Es gibt Geschichten, denen man sich nicht entziehen kann, die einen regelrecht fesseln und dem weiteren Fortgang der Handlung, der Erlebnissen des oder der Protagonisten entgegenfiebern lassen: und nicht selten sind es Geschichten, bei denen man nicht weiss, ob man lachen oder weinen soll.
Der 1903 geborene Trenchmouth Taggart ist 108 Jahre alt und beginnt seine Geschichte zu erzählen: er ist ein Aussenseiter, der mit zwei Monaten in den Fluss fiel und von der Witwe Dorsett aufgezogen, geschlagen mit extremer Mundfäule (engl.: Trenchmouth) durch eine Infektion, die er sich im kalten Fluss zugezogen hat. Und so wird er für die anderen Menschen aufgrund seines extremen Mundgeruchs zu Stinky T. – nur die Witwe und Clarissa, ein weiteres Kind, dass die lebenskluge, gewitzte Schwarzbrennerin aufzieht, stehen zu ihm.
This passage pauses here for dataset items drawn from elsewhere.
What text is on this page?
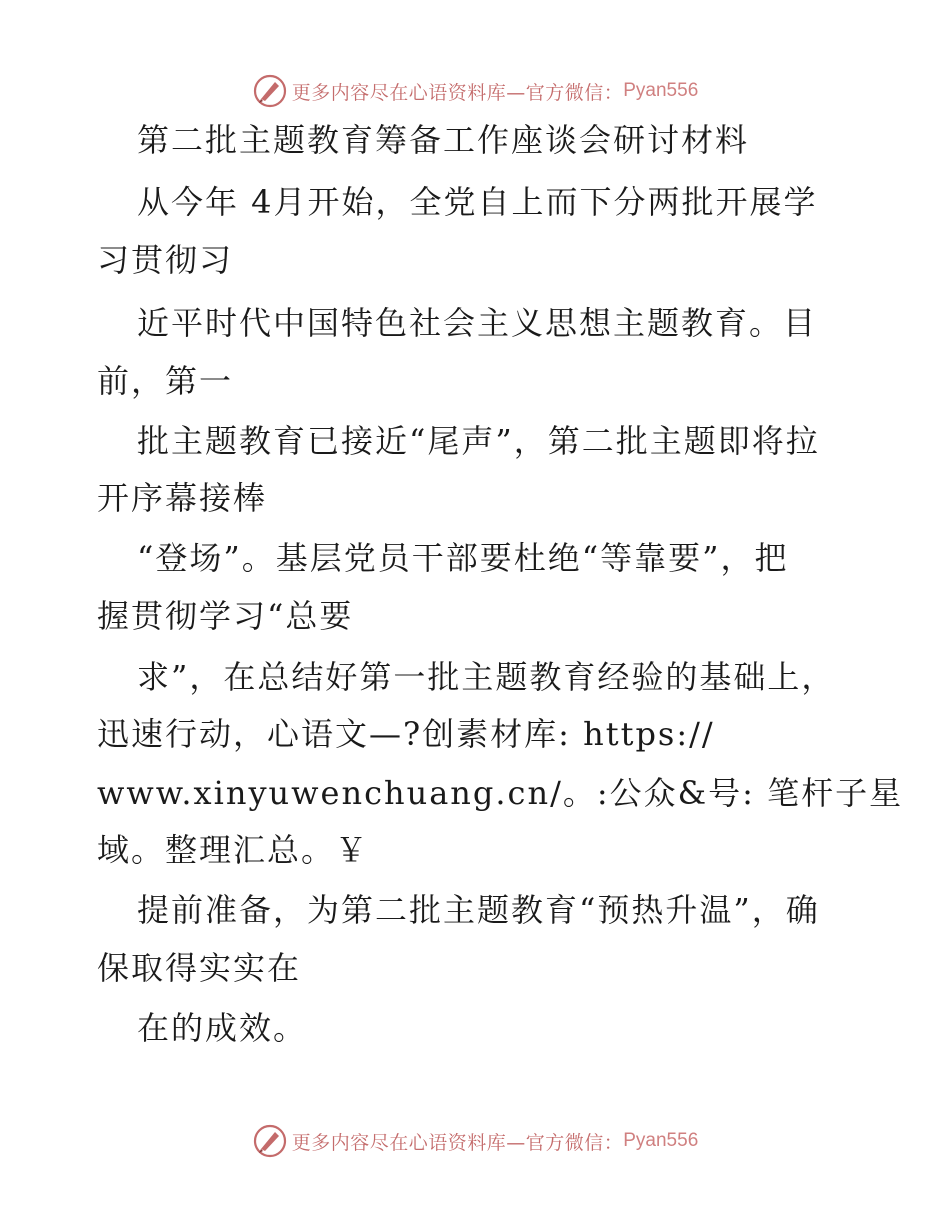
更多内容尽在心语资料库—官方微信： Pyan556
第二批主题教育筹备工作座谈会研讨材料
从今年 4月开始，全党自上而下分两批开展学
习贯彻习
近平时代中国特色社会主义思想主题教育。目
前，第一
批主题教育已接近“尾声”，第二批主题即将拉
开序幕接棒
“登场”。基层党员干部要杜绝“等靠要”，把
握贯彻学习“总要
求”，在总结好第一批主题教育经验的基础上，
迅速行动，心语文—?创素材库: https://
www.xinyuwenchuang.cn/。:公众&号: 笔杆子星
域。整理汇总。￥
提前准备，为第二批主题教育“预热升温”，确
保取得实实在
在的成效。
更多内容尽在心语资料库—官方微信： Pyan556
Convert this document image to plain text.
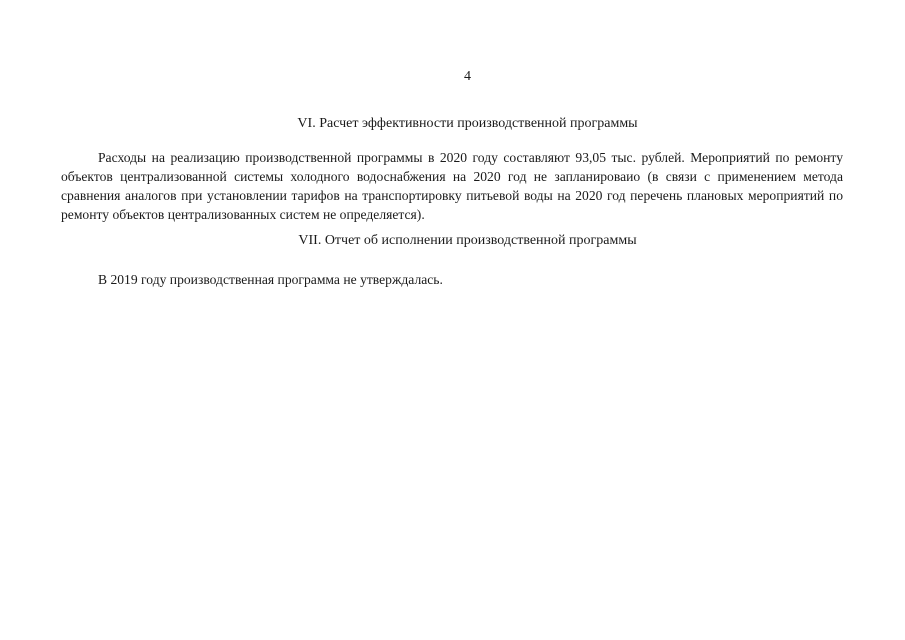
4
VI. Расчет эффективности производственной программы

Расходы на реализацию производственной программы в 2020 году составляют 93,05 тыс. рублей. Мероприятий по ремонту объектов централизованной системы холодного водоснабжения на 2020 год не запланироваио (в связи с применением метода сравнения аналогов при установлении тарифов на транспортировку питьевой воды на 2020 год перечень плановых мероприятий по ремонту объектов централизованных систем не определяется).

VII. Отчет об исполнении производственной программы

В 2019 году производственная программа не утверждалась.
So schlägt er sich durch, früh dem Alkohol verfallen und doch mit Fähigkeiten ausgestattet, denen heimlich die Frauen verfallen, ermordet als Scharfschütze im Bergarbeiterstreik der 1920er Jahre brutale, von den Bergbaubetrieben entsandte Unterdrücker, flieht für zwanzig Jahre als Eremit in die Berge mit nichts als ein paar Habseligkeiten, einem magischen, sich scheinbar nie leerenden Flachmann mit versteckter Kleinpistole. In der 1940er Jahren taucht er wieder auf, waldschratig, gestählt von den Wäldern, und beginnt ein zweites Leben unter neuem Namen als hochbegabter Harmonikaspieler, der mit Blues- und Hillbillygrössen auftritt, Chuck Berry, Hank Williams, Willie Dixon trifft, bis er jäh wieder untertauchen muss.
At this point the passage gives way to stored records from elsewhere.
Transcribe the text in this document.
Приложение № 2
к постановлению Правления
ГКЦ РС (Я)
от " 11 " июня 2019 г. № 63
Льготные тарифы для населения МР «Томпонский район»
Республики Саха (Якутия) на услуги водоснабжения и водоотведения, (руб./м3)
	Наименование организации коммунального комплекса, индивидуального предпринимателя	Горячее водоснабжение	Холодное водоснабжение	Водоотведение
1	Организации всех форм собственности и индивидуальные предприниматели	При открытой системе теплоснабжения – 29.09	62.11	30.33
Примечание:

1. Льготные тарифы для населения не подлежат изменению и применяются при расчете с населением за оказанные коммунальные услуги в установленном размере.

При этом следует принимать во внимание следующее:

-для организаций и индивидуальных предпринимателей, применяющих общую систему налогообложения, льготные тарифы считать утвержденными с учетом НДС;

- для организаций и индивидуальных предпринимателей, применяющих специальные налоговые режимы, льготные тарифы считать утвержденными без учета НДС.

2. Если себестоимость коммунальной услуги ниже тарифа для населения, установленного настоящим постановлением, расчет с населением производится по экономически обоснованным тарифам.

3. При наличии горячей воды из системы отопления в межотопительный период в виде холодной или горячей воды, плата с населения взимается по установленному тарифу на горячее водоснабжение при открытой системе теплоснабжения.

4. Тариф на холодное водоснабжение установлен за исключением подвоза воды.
Doch Trenchmouth Taggart findet erneut einen Weg ins Leben, entsagt dem Alkohol, wird zum Journalisten eines Hinterwäldlerblattes, der sogar John F. Kennedy auf Wahlkampftour begleitet und schliesslich den Pulitzerpreis erhält.
Erneut flieht er vor seiner Vergangenheit, verschwindet in den Wäldern und taucht wieder auf, alt geworden doch noch immer zäh und geradeaus …
Ein unglaublicher Roman, lebensprall, skurill und absurd, zeitweise unglaublich komisch und stets mitreissend, hervorragend aufgebaut und geschrieben, jenseits aller literarischen Konventionen: Glenn Taylor hat sich mit dieser Geschichte auf das Wagnis einer schriftstellerischen Wildwasserfahrt eingelassen – und sie perfekt gemeistert. Das Buch schmeckt nach Tabak und Schwarzgebranntem, klingt nach Rockabilly und Blues. Es wurden viele Vergleiche bemüht diese Geschichte und diesen so gar nicht als strahlender Held auftretenden schrägen Abenteuer, Forrest Gump oder die Helden von Mark Twain … sicher ist nur, dass man dieses Buch lesen und sich von dem schrägen, wunderbaren Jahrhundertabenteuer im wilden Westen Virginias begeistern lassen sollte und seinem unkonventionellen Helden, den man rasch ins Herz schliesst auf seiner furiosen Lebensreise.